Kathrin Krettek ist völlig aus dem Häuschen: „Ich kriege mich gar nicht mehr ein“, sagt die neue Leiterin der Berkersheimer Grundschule beim gestrigen Rundgang durch den Neubau, in den die Schule zum kommenden Schuljahr einziehen wird. Sie strahlt dabei über das ganze Gesicht. Denn sie, ihre Kollegen und die Schüler werden in eine große, moderne und innovative Schule ziehen.
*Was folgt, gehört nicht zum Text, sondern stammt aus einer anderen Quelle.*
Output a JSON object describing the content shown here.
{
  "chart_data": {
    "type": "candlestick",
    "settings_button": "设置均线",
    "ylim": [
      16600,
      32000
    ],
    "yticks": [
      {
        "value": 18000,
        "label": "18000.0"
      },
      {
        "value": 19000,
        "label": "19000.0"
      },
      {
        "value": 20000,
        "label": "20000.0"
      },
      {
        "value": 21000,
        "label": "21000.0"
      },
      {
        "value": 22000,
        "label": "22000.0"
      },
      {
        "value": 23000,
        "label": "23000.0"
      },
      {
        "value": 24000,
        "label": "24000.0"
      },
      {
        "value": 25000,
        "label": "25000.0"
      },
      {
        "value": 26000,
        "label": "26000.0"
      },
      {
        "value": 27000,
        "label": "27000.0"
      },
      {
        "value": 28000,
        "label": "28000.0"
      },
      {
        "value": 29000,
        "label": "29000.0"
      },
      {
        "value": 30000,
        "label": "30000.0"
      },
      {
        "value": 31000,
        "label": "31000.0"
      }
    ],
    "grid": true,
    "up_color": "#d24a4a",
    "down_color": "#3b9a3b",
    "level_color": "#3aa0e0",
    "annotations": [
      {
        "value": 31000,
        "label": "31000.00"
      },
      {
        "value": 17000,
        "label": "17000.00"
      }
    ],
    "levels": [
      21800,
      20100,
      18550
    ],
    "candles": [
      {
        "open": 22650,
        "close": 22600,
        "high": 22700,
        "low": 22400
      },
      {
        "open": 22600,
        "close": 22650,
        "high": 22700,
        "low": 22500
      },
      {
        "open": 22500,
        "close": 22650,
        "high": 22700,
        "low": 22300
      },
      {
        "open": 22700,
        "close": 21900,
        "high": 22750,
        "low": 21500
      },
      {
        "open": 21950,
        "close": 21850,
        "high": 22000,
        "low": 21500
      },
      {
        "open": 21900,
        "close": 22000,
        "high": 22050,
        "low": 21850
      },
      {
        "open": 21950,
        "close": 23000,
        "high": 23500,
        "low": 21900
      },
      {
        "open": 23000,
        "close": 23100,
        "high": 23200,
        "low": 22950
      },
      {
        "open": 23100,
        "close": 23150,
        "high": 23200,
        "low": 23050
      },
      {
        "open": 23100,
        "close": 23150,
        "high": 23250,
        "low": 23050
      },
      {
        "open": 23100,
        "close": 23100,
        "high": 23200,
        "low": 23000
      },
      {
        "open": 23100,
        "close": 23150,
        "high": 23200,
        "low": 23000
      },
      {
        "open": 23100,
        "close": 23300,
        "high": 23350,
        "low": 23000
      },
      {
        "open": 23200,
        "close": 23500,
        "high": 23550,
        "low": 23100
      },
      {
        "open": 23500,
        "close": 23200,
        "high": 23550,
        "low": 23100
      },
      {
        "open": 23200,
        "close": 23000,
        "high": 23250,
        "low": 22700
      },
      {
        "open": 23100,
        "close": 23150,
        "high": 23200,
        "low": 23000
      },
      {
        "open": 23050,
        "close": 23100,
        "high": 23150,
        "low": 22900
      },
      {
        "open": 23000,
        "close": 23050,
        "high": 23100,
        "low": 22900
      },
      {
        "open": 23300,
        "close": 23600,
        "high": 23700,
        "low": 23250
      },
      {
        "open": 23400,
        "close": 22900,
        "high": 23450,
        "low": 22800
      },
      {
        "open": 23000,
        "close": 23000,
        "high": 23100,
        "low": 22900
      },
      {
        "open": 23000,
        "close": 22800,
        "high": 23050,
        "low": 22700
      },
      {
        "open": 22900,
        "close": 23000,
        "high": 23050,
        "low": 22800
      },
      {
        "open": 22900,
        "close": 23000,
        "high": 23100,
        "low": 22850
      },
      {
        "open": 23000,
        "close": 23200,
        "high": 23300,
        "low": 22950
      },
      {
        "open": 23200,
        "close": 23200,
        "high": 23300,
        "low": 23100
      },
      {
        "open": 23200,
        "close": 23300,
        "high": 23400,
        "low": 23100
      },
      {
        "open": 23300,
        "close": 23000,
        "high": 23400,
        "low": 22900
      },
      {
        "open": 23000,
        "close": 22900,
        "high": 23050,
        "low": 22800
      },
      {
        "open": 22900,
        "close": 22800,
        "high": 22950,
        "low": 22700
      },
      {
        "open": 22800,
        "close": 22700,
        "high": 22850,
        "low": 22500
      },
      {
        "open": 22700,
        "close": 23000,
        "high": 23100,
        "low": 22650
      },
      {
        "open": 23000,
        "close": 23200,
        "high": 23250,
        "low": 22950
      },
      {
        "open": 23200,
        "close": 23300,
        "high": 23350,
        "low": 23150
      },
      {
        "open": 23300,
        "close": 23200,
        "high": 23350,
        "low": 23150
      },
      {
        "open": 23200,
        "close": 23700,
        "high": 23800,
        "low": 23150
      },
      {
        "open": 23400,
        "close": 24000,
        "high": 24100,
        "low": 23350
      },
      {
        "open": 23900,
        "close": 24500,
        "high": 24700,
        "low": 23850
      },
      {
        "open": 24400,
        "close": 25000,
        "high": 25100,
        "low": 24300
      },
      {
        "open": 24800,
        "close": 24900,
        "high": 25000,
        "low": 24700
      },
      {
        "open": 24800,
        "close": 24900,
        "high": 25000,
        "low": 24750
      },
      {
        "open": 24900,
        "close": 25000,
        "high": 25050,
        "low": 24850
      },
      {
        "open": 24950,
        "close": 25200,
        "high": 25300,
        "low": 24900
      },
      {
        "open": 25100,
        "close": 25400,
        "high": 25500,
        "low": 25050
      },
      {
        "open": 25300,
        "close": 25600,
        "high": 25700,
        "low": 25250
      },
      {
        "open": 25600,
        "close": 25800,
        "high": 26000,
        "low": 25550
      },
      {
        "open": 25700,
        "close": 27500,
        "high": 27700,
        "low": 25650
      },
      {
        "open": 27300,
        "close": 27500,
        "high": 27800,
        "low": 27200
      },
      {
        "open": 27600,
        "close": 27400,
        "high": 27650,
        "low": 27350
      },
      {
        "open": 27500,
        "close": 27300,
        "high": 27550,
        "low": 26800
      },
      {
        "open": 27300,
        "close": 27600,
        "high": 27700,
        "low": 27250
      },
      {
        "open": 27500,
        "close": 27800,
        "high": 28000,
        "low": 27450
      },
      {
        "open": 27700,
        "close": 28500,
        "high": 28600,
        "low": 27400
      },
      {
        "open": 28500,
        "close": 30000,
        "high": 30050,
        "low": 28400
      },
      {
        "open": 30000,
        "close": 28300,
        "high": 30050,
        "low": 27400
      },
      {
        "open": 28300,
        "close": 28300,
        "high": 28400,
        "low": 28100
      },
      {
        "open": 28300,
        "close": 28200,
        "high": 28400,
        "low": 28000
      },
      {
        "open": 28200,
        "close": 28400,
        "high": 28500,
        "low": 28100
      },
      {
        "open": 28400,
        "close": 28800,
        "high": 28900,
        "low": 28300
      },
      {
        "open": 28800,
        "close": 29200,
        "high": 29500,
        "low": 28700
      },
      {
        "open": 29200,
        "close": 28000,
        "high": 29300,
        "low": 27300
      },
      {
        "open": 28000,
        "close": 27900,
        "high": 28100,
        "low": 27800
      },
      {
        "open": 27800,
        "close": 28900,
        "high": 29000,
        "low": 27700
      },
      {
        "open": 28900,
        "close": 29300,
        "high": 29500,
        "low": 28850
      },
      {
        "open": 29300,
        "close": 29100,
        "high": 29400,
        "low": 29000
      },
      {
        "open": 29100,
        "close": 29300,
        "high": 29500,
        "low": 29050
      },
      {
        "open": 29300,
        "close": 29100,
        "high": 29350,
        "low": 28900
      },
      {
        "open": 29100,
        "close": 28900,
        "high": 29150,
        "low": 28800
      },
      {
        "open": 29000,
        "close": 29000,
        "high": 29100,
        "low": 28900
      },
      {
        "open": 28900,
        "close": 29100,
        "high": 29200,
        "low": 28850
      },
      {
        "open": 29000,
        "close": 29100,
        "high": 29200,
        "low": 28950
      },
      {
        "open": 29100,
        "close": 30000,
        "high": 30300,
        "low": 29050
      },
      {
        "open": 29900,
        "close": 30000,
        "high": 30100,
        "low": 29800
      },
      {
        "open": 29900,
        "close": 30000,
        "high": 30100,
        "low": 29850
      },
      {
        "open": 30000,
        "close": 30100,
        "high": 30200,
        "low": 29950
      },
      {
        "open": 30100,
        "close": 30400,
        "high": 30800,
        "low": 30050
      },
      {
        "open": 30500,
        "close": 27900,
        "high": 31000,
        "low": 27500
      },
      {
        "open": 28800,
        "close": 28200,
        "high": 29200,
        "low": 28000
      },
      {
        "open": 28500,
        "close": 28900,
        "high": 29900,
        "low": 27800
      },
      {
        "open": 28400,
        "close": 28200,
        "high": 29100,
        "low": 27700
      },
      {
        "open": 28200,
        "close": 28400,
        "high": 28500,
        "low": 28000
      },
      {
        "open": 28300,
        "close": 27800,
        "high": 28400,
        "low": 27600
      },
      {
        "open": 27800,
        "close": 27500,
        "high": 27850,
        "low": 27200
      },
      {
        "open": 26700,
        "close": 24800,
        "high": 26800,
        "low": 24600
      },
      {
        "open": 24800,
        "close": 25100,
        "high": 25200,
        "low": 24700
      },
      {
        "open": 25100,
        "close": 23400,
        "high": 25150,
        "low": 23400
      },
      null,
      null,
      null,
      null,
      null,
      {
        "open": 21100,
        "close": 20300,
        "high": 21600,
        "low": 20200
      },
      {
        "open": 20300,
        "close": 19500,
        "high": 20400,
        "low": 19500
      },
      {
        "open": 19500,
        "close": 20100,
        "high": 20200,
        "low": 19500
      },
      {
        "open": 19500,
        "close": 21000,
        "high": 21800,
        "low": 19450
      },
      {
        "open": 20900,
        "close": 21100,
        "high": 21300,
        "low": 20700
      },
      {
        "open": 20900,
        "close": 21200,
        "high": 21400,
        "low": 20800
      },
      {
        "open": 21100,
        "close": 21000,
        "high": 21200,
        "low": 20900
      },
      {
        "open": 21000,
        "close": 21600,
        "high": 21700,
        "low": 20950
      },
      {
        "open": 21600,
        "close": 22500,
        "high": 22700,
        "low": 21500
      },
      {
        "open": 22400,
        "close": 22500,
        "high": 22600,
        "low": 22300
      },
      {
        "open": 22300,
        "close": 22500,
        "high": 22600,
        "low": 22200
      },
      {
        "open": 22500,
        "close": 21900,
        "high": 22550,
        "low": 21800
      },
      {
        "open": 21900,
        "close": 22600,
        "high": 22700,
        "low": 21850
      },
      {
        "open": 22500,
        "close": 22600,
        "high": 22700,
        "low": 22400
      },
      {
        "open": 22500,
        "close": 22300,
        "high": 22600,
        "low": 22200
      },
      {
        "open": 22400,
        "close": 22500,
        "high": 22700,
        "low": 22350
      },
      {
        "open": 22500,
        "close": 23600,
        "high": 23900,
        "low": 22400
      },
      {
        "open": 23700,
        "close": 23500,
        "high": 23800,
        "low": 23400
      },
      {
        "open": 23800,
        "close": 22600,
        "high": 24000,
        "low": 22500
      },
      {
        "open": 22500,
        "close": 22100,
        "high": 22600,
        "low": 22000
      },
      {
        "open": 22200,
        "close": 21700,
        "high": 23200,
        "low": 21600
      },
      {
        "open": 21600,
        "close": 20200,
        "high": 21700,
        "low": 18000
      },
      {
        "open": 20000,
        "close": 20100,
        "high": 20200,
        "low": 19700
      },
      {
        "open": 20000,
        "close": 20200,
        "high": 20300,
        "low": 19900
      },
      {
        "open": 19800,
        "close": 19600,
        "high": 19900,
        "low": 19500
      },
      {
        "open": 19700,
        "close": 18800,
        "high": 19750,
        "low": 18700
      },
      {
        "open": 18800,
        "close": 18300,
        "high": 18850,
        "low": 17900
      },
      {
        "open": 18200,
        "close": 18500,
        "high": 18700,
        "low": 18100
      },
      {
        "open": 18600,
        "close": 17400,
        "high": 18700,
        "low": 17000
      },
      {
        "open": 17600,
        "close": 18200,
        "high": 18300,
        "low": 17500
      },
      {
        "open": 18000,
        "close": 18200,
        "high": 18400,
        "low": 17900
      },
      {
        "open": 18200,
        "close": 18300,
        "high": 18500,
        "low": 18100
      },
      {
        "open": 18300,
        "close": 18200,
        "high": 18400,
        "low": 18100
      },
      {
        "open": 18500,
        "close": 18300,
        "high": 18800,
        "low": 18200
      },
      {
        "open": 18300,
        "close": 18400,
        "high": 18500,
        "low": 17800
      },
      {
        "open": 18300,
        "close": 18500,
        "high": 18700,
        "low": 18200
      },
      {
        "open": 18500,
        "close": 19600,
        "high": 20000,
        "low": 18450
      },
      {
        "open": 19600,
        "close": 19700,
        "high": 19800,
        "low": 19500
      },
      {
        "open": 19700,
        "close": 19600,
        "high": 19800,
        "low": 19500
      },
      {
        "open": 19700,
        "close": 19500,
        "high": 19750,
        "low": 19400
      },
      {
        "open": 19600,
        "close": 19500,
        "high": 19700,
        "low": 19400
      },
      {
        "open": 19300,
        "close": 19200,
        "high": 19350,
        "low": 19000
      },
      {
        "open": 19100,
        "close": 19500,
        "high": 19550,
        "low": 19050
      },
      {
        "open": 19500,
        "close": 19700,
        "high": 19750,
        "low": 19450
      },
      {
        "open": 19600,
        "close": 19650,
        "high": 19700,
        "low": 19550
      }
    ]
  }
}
Aus dem im Dezember seitens des Amtes für Bau und Immobilien versprochenen Einzugstermin im März – der schon eine Verzögerung zur ursprünglichen Eröffnung zu Jahresbeginn war – ist dann zwar doch nichts geworden. Aber statt Kritik überwiegt bei allen Beteiligten die Vorfreude.

Vorfreude auf eine Schule, die in zwölf Klassen Platz für bis zu 320 Schüler hat. Was für ein Fortschritt für die einst kleinste Schule Frankfurts, die an ihrem bisherigen Standort in der Berkersheimer Untergasse mit derzeit 156 Schülern an jede Kapazitätsgrenze gestoßen war.

„Deswegen war dieser Neubau auch so wichtig“, sagt Ortsvorsteher Robert Lange (CDU) bei dem Rundgang. Sein Parteifreund und Baudezernent Jan Schneider nickt zustimmend, schaut sich um und spricht von einer „wunderschönen Schule“. Die hat etwa 20 Millionen Euro gekostet.

Draußen stehen noch einige Arbeiten an.

Besonders angetan hat es dem Stadtrat die „wunderbare Treppe“, die in der Tat ein Blickfang im Eingangsbereich ist, mit ihrer Mischung aus Beton und Holz. Sie soll einerseits als Treppe dienen. Bei Veranstaltungen in der Pausenhalle, die sich dort befindet, soll sie aber auch einen anderen Zweck erfüllen: als Sitzgelegenheit für Zuschauer – oder als Bühne.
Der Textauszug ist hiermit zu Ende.